1. Academic Validation
  2. Congenital leptin deficiency due to homozygosity for the Delta133G mutation: report of another case and evaluation of response to four years of leptin therapy

Congenital leptin deficiency due to homozygosity for the Delta133G mutation: report of another case and evaluation of response to four years of leptin therapy

  • J Clin Endocrinol Metab. 2004 Oct;89(10):4821-6. doi: 10.1210/jc.2004-0376.
William T Gibson 1 I Sadaf Farooqi Mary Moreau Alex M DePaoli Elizabeth Lawrence Stephen O'Rahilly Rebecca A Trussell
Affiliations

Affiliation

  • 1 University Department of Clinical Biochemistry, Cambridge Institute for Medical Research, Addenbrooke's Hospital, Cambridge, United Kingdom CB2 2XY. wtgibson@cmmt.ubc.ca
Abstract

Congenital Leptin deficiency is a rare, but treatable, cause of severe early-onset obesity. To date, two United Kingdom families of Pakistani origin carrying a frameshift/premature stop mutation, c.398delG (Delta133G), and one Turkish family carrying a missense mutation, c.313C>T (Arg(105)Trp), have been described. Affected subjects are homozygotes and manifest severe obesity and hyperphagia accompanied by metabolic, neuroendocrine, and immune dysfunction.
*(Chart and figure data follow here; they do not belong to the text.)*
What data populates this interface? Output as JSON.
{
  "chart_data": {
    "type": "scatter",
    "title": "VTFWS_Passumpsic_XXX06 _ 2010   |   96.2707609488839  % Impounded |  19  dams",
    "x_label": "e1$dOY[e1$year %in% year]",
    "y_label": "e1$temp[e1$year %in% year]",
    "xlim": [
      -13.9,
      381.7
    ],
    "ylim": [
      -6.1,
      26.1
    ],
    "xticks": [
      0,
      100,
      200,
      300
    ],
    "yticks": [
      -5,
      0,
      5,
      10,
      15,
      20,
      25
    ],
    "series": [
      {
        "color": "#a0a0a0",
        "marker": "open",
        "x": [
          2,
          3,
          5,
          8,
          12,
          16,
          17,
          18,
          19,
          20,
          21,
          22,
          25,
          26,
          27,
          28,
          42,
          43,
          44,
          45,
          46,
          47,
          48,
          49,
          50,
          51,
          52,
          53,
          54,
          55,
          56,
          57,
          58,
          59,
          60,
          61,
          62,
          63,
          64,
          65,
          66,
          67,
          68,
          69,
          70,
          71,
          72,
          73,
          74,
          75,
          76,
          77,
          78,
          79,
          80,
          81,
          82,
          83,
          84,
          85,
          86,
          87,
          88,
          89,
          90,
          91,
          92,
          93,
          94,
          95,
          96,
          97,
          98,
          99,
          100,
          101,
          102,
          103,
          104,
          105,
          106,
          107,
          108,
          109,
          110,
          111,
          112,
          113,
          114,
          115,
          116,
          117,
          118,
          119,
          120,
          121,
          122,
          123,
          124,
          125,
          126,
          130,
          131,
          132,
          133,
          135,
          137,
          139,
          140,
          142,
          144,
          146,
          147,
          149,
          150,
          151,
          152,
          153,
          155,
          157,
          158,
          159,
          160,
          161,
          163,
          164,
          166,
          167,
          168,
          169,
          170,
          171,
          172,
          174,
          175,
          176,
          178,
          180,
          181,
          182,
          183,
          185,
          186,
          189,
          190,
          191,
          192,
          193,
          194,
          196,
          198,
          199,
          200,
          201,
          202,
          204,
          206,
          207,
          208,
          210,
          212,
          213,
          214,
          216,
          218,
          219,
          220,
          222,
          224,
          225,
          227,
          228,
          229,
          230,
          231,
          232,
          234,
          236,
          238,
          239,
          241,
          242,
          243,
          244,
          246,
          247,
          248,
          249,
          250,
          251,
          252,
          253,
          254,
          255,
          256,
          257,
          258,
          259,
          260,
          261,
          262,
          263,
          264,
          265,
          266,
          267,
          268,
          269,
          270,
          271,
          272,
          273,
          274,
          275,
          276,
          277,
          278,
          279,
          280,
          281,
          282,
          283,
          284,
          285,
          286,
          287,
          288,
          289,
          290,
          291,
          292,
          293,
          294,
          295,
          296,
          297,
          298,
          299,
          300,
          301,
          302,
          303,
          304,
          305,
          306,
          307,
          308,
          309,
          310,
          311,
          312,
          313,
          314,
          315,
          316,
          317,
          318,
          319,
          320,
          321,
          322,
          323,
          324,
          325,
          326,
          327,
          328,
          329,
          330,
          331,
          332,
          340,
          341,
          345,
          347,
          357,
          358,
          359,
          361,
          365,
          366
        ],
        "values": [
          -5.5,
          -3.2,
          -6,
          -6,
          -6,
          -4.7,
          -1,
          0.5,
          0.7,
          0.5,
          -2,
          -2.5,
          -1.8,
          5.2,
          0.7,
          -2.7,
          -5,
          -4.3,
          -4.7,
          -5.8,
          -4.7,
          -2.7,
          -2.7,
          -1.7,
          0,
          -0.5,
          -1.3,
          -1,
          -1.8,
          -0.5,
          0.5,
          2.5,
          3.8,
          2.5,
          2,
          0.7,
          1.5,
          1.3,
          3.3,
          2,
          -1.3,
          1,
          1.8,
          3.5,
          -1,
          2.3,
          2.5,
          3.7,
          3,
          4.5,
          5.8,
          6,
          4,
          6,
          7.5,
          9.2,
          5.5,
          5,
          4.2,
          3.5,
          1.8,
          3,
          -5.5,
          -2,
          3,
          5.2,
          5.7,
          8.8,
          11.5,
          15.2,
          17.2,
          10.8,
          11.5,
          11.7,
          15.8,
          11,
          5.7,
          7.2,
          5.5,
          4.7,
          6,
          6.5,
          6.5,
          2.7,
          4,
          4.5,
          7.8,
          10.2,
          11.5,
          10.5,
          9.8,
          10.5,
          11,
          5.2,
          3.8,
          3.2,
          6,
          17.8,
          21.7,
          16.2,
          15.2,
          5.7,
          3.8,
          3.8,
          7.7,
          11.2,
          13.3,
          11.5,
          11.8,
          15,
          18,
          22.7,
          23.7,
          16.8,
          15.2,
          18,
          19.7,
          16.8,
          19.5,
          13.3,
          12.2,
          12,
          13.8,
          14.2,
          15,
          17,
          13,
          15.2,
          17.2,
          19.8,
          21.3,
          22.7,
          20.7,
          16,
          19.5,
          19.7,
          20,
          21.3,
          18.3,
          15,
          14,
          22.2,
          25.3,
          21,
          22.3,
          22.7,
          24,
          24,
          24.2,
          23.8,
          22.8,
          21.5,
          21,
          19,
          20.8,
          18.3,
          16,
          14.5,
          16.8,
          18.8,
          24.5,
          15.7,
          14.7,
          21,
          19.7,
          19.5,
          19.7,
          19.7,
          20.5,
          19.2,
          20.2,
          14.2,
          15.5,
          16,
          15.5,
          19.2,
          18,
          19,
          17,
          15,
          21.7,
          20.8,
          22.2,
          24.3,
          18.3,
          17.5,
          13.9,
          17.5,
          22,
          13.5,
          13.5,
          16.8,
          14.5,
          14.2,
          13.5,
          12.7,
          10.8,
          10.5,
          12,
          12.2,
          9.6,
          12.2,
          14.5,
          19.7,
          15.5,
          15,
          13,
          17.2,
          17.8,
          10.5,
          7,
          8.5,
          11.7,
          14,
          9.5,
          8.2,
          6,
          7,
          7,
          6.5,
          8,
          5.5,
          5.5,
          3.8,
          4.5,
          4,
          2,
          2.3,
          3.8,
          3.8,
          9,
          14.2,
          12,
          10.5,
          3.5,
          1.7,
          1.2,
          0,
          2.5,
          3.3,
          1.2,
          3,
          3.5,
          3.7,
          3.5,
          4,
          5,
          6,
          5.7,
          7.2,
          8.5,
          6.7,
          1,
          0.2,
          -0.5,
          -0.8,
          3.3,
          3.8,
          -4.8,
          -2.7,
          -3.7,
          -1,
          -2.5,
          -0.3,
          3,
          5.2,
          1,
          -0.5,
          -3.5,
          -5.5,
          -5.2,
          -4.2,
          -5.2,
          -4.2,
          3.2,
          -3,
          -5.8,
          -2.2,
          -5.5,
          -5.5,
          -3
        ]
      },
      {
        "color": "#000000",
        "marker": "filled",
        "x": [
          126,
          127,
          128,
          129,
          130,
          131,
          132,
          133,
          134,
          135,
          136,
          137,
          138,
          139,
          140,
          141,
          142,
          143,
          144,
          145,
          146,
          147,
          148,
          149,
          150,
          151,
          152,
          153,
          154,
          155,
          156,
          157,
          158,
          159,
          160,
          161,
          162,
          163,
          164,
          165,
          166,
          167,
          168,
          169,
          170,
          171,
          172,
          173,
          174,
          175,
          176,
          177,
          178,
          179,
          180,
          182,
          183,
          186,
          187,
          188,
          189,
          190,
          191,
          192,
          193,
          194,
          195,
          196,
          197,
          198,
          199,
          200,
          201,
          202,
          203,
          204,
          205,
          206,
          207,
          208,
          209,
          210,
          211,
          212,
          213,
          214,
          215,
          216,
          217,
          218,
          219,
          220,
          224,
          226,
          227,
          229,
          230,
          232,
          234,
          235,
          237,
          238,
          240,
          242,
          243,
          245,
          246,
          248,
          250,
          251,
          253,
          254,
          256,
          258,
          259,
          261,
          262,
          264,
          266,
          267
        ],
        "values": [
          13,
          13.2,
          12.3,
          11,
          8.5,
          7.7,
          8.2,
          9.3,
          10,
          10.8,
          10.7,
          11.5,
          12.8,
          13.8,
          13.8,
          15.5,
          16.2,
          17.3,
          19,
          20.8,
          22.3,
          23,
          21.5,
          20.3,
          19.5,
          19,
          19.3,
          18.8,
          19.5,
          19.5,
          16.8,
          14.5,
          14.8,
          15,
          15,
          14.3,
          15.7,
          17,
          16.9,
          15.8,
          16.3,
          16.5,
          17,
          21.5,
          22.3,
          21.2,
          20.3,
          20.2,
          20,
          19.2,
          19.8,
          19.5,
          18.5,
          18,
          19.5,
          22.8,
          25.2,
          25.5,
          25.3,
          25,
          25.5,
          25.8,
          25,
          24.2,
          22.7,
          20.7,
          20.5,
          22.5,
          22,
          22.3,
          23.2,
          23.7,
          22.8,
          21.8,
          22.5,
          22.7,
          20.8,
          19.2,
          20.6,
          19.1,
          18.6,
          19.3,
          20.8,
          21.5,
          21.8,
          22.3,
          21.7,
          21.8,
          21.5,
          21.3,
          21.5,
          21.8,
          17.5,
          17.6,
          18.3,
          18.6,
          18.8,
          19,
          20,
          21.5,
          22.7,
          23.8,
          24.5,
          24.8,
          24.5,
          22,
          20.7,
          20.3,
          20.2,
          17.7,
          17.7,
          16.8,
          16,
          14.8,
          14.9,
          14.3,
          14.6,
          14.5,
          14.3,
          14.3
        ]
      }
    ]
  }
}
The effects of recombinant Leptin therapy have been reported in three children with the Delta133G mutation, and in all cases this has led to a dramatic resolution of clinical and biochemical abnormalities. We now report a Canadian child, of Pakistani origin but unrelated to the previously reported subjects, presenting with severe hyperphagia and obesity, who was found to be homozygous for the Delta133G mutation. In this child, 4 yr of therapy with sc injections of recombinant Leptin provided additional evidence for the sustained beneficial effects of Leptin replacement on fat mass, hyperinsulinemia, and hyperlipidemia. In addition, Leptin administration corrected abnormal thyroid biochemistry and allowed the withdrawal of T(4) treatment, providing additional support for the role of Leptin in the regulation of the human hypothalamic-pituitary-thyroid axis.